At first you think you know where this is all going- the companion is ill, he dies, surely Gwent will need a replacement. However as it turns out the emotional and mental connection between the two is far greater than expected and this brings out different sides to the being. There’s a cat and mouse game that becomes more fascinating as it develops and the Alphan trio start to see chinks in Gwent’s armour. Nothing as simple as cutting wires will do here; instead the denouement hinges on food in a way. After exchanges of fire that, as Koenig points out, cost both sides much the Alphans are forced to provide Gwent with the unspecified stuff he wants. Whereupon Koenig smashes a key component in defiance.

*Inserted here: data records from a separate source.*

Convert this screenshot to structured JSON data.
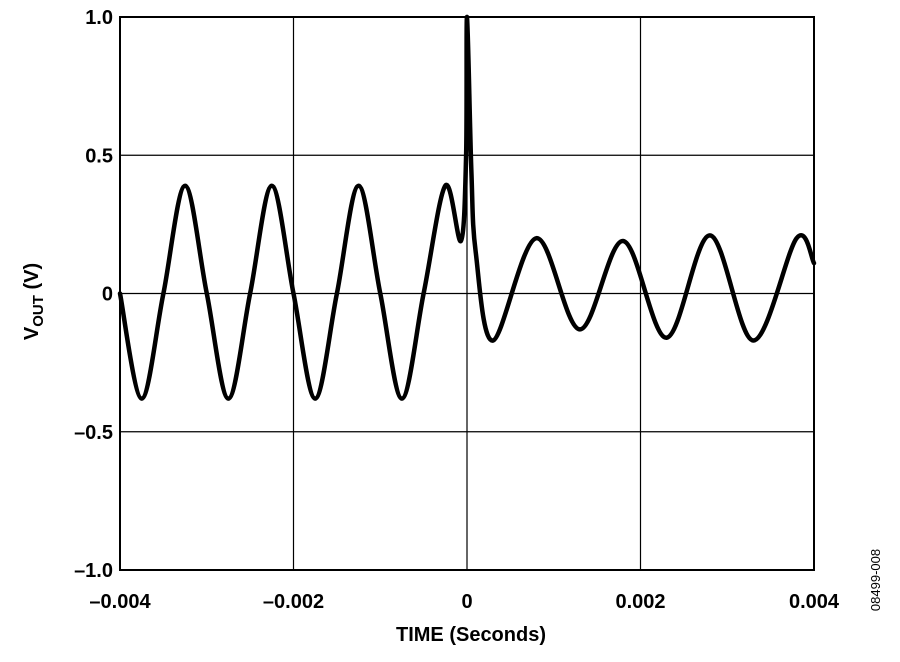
{
  "chart_data": {
    "type": "line",
    "title": "",
    "xlabel": "TIME (Seconds)",
    "ylabel": {
      "prefix": "V",
      "subscript": "OUT",
      "suffix": " (V)"
    },
    "figure_id": "08499-008",
    "xlim": [
      -0.004,
      0.004
    ],
    "ylim": [
      -1.0,
      1.0
    ],
    "grid": true,
    "legend": "none",
    "line_color": "#000000",
    "x_ticks": [
      -0.004,
      -0.002,
      0,
      0.002,
      0.004
    ],
    "x_tick_labels": [
      "–0.004",
      "–0.002",
      "0",
      "0.002",
      "0.004"
    ],
    "y_ticks": [
      1.0,
      0.5,
      0,
      -0.5,
      -1.0
    ],
    "y_tick_labels": [
      "1.0",
      "0.5",
      "0",
      "–0.5",
      "–1.0"
    ],
    "series": [
      {
        "x": [
          -0.004,
          -0.00375,
          -0.0035,
          -0.00325,
          -0.003,
          -0.00275,
          -0.0025,
          -0.00225,
          -0.002,
          -0.00175,
          -0.0015,
          -0.00125,
          -0.001,
          -0.00075,
          -0.0005,
          -0.00025,
          -7e-05,
          -1e-05,
          0.0,
          5e-05,
          0.0001,
          0.0003,
          0.0008,
          0.0013,
          0.0018,
          0.0023,
          0.0028,
          0.0033,
          0.0038,
          0.004
        ],
        "y": [
          0.0,
          -0.38,
          0.0,
          0.39,
          0.0,
          -0.38,
          0.0,
          0.39,
          0.0,
          -0.38,
          0.0,
          0.39,
          0.0,
          -0.38,
          0.0,
          0.39,
          0.19,
          0.5,
          1.0,
          0.45,
          0.15,
          -0.17,
          0.2,
          -0.13,
          0.19,
          -0.16,
          0.21,
          -0.17,
          0.2,
          0.11
        ]
      }
    ]
  }
}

The two way exchanges between Gwent and Koenig rely on Martin Landau’s reaction shots and Leo Mckern’s rich voice because there isn’t must else to see and somehow it works to perfection. Both actors are superb.
The story’s origins are classical (as the title suggests) and writers Anthony Terpiloff and Elisabeth Burrows do an excellent job of reworking those influences (the famous Jacques Cocteau play of the same name and it’s own inspiration Sophocles’ Oedipius Rex) into something as ostensibly silly as a talking computer. In fact it is almost a pity when we sometimes cut to the more normal Eagles and explosions which jut oddly into what is at times more like watching a play.